Where are they Now – David Deitz (OH ’94)
David Deitz (OH ’94) joined the Army in 1995 as part of the Ready Reserve scheme, which involved completing one full time year basic training and learning a particular employment skill, then returning home to study for 4 years. David chose infantry and to study accounting which came with a requirement to work 50-100 days a year as a part time reservist. After a year, David realised he wanted to return to the Army full time and moved to Brisbane’s Enoggera Barracks.

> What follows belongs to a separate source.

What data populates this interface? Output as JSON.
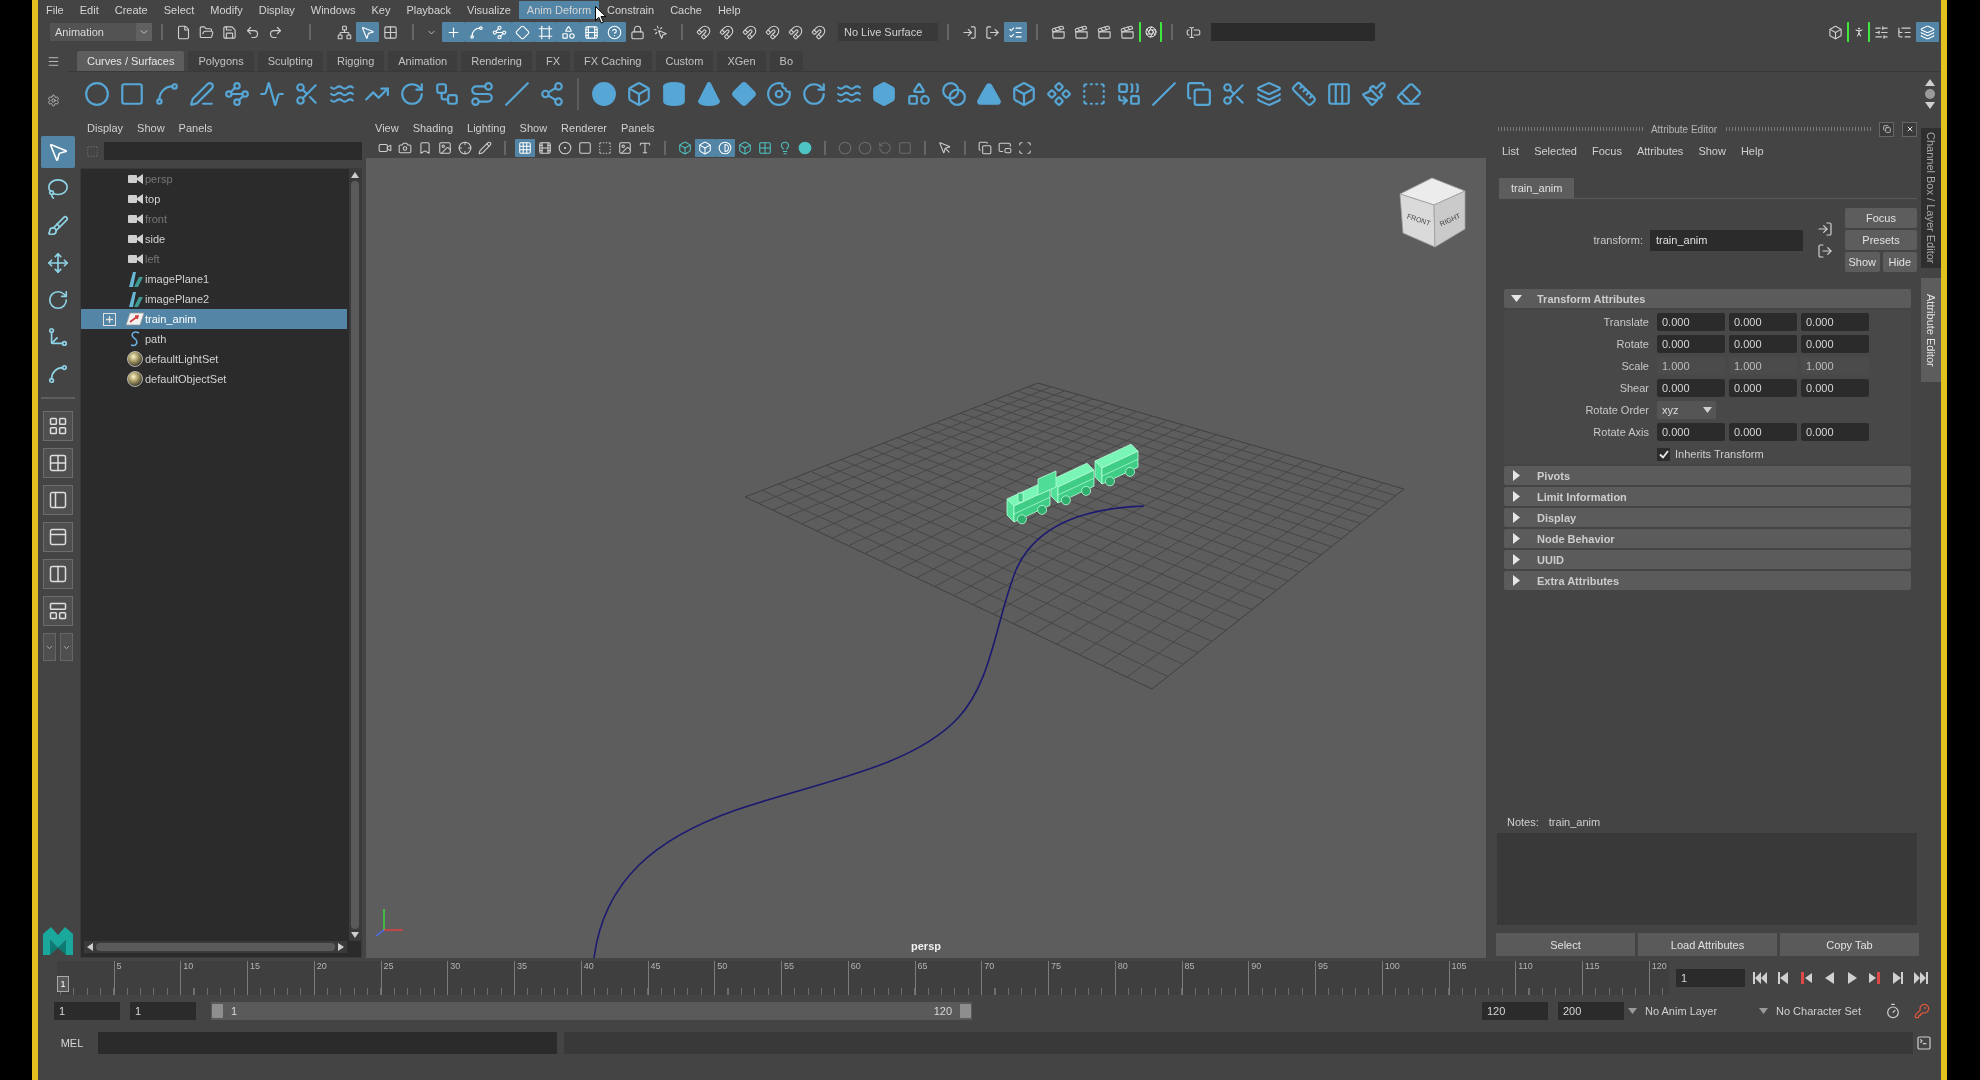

David then studied nursing part time, due to having his interest piqued by being a patrol medic as part of his career, for 2 years whilst still serving. He stepped away from infantry for a short break and assisted the medical unit teams with health assessments, pre employment checks and immunisations.
In 2008, David was deployed to Afghanistan and was a bush master driver for a reconstruction task force to help the local Afghani people by building girls schools, women’s hospitals, and patrol bases in order for Australian soldiers to provide more security to Tarin Kowt in the Uruzgan Province. He completed another stint in Afghanistan in 2010 where he was located for 9 months in a patrol base mentoring Afghani soldiers so they could learn how to provide security for their own country and people whilst the Taliban ran rife. Whilst in that location his unit facilitated improvements to the local working environments, and resources including electricity, water supplies and pumps. They had also provided womens’ health hubs run by female doctors and nurses from the ADF once a month. It would normally be a day trip into Tarin Kowt even though 15 km away. Despite the tragic loss of 6 mates on this tour, David witnessed the positive change in the locals in the 9 months they were there.
David is currently looking after his wife and boys and is appreciating every moment with them, and loves playing football with an over 45’s team! He is “proud of what’s he’s accomplished over 25 years of Army service and seeing the difference the help they were able to provide made”.